Maison européenne de la photographie – American dream

Depuis quelques semaines, la MEP (Maison européenne de la photographie) a renouvelé son accrochage.

La MEP montre à chaque exposition les visages multiples de la photographie et, cette fois encore, le programme est varié, avec aussi bien Combas, Fiorio, Rousseau, Minot-Gormezan ou Rios. Le plus étonnant est peut-être de montrer des… cartes postales américaines à la MEP, support d’un autre âge a priori réservé aux collectionneurs enthousiastes, aux côtés des étiquettes de fromage, bagues de cigare et jouets Kinder. Il semble que les collectionneurs de carte postales soient des cartophiles (selon cette référence). Bref.

L’exposition se déroule dans une semi pénombre et les cartes postales sont dans des vitrines. Tout le problème quand on expose de petits objets c’est que, pour bien voir, il faut être près et que, lorsqu’on est près, on masque d’autant la vue aux autres visiteurs (vu que  les objets sont petits). En clair, et bien que peu de visiteurs soient présents dans la salle lors de la visite, on ne voyait pas grand chose.

Les vitrines présentent donc 220 photos de la fin du 19ème et début 20ème, par thèmes. La 1ère vitrine explique l’origine de la carte postale et en quoi, par son prix très bas, sa facilité de réalisation et son cout d’acheminement infime, elle est devenue à l’époque l’équivalent de nos SMS. C’est intéressant : j’ignorais tout de ce phénomène mais je demande ce qu’il en était en Europe au même moment et là, les cartels sont muets. Dommage.

L’illustration ci-dessous montre une parie de la 1ère vitrine : il est écrit « La carte postale apparait au milieu du XIXème siècle, mais l’âge d’or de la carte postale photographique commence au tournant du siècle. Les frais de distribution exigé par le Service Postal US sont minimes, et le mode de distribution du courrierdans les endroits ruraux et peu habités devient performant. »

mep-cartes-postales-us

Ensuite viennent donc les cartes postales qui balaient les enterrements et autres autopsies, la vie rurale (et ses concours de gros melons), les « arts populaires », les sorties et kermesses, les transports modernes, les déguisements (« blackface » et costume de poulet), les femmes, les hommes, les enfants, les catastrophes, les immigrants, etc. Les commentaires sont abondants, bonne chose, mais ne correspondent pas vraiment à ce qu’on voit (le rapport est parfois lointain) ; en fait, les commentaires sont plus intéressants que les images, ce qui est le comble.

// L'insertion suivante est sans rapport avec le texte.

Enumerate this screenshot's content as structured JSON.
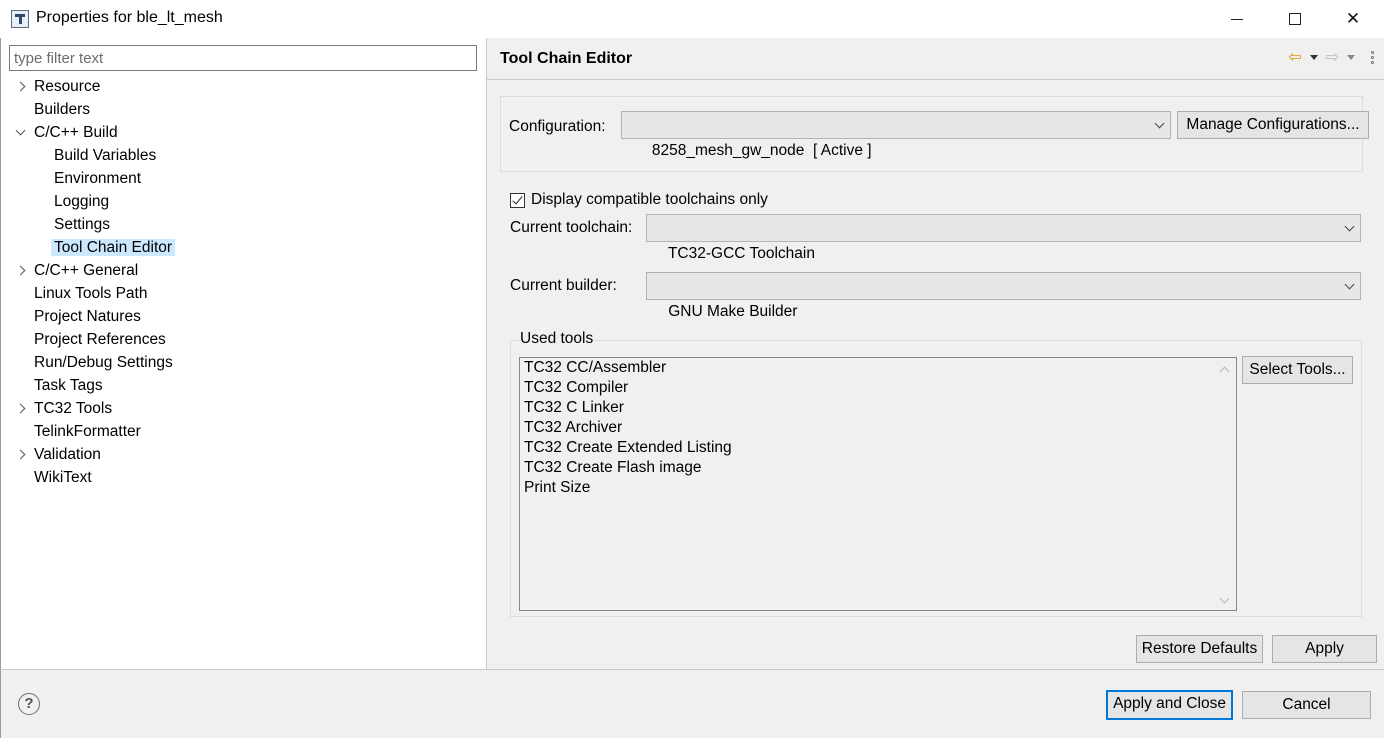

Globalement, j’ai eu l’impression de revoir ce que je voyais étant gosse, il y a 30 ans, quand mes parents me trainaient dans les foires à la brocante en province. Sauf que là c’est aux États-Unis mais la vie paysanne reste la même.

Je ne saurais trop vous conseiller de passer très vite fait dans cette salle et d’ailleurs, à part quelques retraités et moi, personne ne s’attardait.